Following the elections of 2006 and 2008, the countervailing wave of 2010, in which the Republicans took 63 seats in the House and five in the Senate, curtailed much of the realignment talk. Some saw and still see that election as an aberration, a last gasp if you will, of a political party so out of step with American attitudes and so willing to overreach by pushing an extreme version of its radical agenda that the realignment may simply have incurred a hiccup. But if that's so, 2012 would have to see another wave, this time in favor of the Democrats.

A couple of months ago, Stuart Rothenberg wrote that since 1924, there has been only one instance of four consecutive wave elections. These occurred immediately after World War II. In 1948, the Democrats won big, and in 1946, '50 and '52, the Republicans did. So, four waves in a row, Rothenberg said, would be "not outlandish," but not likely.

If the public mood continues to improve (most likely because of an improving economic outlook and a dip in unemployment), voters are most likely to reward incumbents of both parties. That would be good news for Obama and House Republicans, each of whom would not hesitate to take credit for the good news.

Indeed, that’s exactly what happened in 1956, when Republican President Dwight Eisenhower was re-elected easily (carrying 41 of 48 states and winning 57 percent of the popular vote), while Democrats added a couple of seats to their existing House majority.
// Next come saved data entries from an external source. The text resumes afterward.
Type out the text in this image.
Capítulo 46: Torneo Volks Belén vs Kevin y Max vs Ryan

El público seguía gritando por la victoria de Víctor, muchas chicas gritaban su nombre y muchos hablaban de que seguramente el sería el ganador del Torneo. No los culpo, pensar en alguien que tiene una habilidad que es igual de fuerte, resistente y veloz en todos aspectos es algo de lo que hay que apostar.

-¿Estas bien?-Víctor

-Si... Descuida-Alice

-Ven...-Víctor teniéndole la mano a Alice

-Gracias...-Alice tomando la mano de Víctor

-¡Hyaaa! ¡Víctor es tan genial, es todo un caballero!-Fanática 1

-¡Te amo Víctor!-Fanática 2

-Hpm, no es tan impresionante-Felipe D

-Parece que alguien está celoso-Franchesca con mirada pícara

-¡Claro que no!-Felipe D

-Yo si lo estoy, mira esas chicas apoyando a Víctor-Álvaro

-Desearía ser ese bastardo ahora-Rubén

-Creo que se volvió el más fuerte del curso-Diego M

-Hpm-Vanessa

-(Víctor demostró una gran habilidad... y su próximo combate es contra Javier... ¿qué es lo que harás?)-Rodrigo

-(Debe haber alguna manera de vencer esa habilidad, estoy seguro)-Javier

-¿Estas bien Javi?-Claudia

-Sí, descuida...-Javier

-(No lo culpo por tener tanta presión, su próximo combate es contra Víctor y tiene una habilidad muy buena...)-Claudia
But last November, historian Norton Smith, "who leans right, says [a fourth wave might not be that extraordinary] because 'neither party thus far has demonstrated a willingness to grasp the nettle, to do the really difficult things.' And [historian David] Kennedy, who leans left, agreed: '[N]o real effective national spokesman so far, including President Obama, has really put together a narrative that has sufficiently convinced the American people of the necessity to…grasp this nettle, this set of nettles.'”

At the National Journal tonight, Charlie Cook argues that the trouble with having had three "wave elections" in a row is that this spurs people to think this is the normal course of affairs when they are aberrations.

Each of these elections [2006, 2008 and 2010] showed strong reactions by voters, specifically independent voters, and in no way resembled the previous five elections from 1996-2004. Wave elections are the exception.  While something has made them occur more frequently lately, it still doesn't make them normal.

We could have a fourth consecutive wave election in 2012, but the odds are against it. But here is another theory building on the premise that the "new norm" is volatility, particularly among independent voters.  After having vented at each of the two parties individually, what if voters decide to take out incumbents in a "pox on both your houses" election?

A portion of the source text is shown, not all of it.